Isotropic Wave Function Delocalization in C$_{60}$ Molecular Assemblies

Electronic wave function delocalization in a molecular material is highly surprising. Here, we describe a new paradigm of strong intermolecular hybridization of a hollow core-bound molecular state in C$_{60}$ assemblies. In 1D C$_{60}$ wire and 2D C$_{60}$ island, LT-STM revealed extensive, isotropic wave function delocalization at energy above 3.5eV, in contrast with the poor intermolecular wave function overlap of the $\pi $-molecular orbitals. DFT indicates that a new kind of molecular orbital, which is derived from the central potential of the hollow cage shape of C$_{60}$, is responsible for this NFE like wave function delocalization.
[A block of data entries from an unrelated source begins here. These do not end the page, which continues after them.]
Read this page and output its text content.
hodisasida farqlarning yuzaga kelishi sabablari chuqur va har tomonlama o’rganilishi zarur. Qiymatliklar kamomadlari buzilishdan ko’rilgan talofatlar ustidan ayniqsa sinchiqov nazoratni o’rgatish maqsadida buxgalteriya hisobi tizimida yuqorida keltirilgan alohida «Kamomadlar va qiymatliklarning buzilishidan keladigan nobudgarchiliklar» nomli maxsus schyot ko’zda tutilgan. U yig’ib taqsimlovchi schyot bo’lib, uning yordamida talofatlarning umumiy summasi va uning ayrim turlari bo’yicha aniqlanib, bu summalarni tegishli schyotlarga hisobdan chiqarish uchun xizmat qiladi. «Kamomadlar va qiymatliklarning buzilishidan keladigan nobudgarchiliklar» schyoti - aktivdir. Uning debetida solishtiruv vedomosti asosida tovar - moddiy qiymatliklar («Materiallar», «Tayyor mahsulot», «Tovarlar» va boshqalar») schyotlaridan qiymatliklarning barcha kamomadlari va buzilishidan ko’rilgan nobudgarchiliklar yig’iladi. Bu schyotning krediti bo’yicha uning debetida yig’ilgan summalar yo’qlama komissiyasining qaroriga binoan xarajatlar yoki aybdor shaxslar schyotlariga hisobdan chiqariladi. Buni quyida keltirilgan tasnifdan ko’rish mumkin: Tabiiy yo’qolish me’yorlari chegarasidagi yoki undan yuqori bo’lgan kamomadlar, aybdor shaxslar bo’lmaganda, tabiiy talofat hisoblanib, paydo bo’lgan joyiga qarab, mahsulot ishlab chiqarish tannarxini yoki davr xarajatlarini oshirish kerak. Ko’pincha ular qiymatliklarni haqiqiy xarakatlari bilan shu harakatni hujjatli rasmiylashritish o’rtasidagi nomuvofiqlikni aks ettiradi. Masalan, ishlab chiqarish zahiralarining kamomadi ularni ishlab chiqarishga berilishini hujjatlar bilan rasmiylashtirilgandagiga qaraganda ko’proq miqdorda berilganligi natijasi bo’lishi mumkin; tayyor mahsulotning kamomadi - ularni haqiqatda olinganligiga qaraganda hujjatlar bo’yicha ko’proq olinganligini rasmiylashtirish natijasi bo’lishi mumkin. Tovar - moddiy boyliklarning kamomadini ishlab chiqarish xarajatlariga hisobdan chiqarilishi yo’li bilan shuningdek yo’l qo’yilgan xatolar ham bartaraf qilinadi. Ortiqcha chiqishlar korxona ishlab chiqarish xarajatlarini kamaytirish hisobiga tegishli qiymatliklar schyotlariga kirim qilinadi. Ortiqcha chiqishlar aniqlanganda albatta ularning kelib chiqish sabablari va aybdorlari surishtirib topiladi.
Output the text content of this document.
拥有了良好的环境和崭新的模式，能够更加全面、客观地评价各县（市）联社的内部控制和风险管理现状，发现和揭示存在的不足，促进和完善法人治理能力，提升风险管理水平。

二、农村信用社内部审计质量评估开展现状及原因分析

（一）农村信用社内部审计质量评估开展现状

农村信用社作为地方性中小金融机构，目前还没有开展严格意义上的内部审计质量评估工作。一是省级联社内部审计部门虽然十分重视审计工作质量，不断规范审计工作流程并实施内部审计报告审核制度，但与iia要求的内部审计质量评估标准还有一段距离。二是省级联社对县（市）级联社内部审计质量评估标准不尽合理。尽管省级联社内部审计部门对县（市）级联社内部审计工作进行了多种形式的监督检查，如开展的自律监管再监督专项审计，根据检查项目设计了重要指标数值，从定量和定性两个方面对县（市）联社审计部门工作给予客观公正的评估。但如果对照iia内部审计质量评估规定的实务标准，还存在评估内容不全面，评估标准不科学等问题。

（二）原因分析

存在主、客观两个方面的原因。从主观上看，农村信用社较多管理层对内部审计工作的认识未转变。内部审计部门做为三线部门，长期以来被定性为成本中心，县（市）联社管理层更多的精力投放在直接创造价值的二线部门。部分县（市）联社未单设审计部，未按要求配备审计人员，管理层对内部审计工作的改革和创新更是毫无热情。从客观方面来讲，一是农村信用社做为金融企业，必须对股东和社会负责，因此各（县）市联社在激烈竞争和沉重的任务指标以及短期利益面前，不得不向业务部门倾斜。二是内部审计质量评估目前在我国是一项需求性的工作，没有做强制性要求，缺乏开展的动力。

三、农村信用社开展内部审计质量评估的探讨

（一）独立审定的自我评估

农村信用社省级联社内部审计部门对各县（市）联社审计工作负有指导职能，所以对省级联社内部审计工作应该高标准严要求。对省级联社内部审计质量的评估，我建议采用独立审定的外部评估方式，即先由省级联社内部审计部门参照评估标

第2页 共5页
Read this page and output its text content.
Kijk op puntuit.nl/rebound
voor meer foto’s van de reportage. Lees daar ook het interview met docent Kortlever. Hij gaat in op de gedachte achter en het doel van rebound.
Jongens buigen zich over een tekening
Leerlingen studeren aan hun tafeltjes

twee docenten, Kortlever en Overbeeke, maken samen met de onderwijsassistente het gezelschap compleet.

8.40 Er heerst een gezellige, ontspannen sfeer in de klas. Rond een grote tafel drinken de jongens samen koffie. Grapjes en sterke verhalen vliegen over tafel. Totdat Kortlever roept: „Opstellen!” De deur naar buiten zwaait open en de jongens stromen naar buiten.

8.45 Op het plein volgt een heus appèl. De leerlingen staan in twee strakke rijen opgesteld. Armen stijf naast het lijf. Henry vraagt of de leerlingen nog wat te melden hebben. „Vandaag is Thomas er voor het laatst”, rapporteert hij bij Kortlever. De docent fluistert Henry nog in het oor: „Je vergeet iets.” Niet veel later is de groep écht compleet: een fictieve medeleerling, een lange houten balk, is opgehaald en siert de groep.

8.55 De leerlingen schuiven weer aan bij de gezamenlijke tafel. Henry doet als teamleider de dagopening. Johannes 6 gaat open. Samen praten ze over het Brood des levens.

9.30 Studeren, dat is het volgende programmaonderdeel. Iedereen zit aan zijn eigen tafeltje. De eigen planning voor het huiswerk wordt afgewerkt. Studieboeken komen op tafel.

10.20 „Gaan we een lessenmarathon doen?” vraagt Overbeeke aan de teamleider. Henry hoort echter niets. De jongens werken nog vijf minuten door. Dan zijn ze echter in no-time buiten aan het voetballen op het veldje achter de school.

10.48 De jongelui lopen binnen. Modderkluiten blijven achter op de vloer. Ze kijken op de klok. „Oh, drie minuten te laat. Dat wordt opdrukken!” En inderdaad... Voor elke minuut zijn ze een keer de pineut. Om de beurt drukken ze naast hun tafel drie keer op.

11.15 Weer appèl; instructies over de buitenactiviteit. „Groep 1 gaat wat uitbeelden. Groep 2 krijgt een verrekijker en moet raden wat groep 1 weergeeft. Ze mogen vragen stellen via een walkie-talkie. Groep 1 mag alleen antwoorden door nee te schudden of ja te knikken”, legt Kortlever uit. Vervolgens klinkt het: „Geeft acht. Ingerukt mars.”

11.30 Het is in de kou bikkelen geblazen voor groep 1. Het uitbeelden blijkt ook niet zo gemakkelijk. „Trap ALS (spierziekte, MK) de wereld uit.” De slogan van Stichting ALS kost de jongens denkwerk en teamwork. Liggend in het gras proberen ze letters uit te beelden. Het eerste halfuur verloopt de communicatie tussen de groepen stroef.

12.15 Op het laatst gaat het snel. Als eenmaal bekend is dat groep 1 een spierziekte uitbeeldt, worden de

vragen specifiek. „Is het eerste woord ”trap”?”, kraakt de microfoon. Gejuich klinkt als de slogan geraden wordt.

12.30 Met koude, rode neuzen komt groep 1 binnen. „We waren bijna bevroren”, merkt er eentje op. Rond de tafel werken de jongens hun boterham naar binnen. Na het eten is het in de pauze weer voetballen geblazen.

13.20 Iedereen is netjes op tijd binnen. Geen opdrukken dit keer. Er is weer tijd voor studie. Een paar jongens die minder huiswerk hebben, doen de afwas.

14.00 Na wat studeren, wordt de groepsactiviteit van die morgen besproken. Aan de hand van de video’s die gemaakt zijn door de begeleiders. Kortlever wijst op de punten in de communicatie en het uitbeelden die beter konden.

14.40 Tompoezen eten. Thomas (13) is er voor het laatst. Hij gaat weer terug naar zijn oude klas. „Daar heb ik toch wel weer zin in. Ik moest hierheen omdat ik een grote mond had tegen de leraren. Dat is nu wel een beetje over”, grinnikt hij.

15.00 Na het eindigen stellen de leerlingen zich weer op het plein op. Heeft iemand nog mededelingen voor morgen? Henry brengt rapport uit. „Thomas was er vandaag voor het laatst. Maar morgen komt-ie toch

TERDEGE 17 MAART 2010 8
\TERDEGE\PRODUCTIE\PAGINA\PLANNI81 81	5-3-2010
This central potential derived from the screening interaction and gives rise to s, p, d, etc., symmetry atom-like orbitals, which we dub the superatom molecular orbitals (SAMOs). Studies show how these atomlike orbitals hybridize into H$_{2}$ molecule-like $\sigma $ and $\pi $ symmetry bonding/antibonding orbitals of C$_{60}$ dimmers, and for larger aggregates, with alkali atom-like NFE dispersions. As a common consequence of a hollow topology, we expect that similar SAMO states will exist in other molecules derived by wrapping and rolling molecular sheets into hollow cages and nanotubes.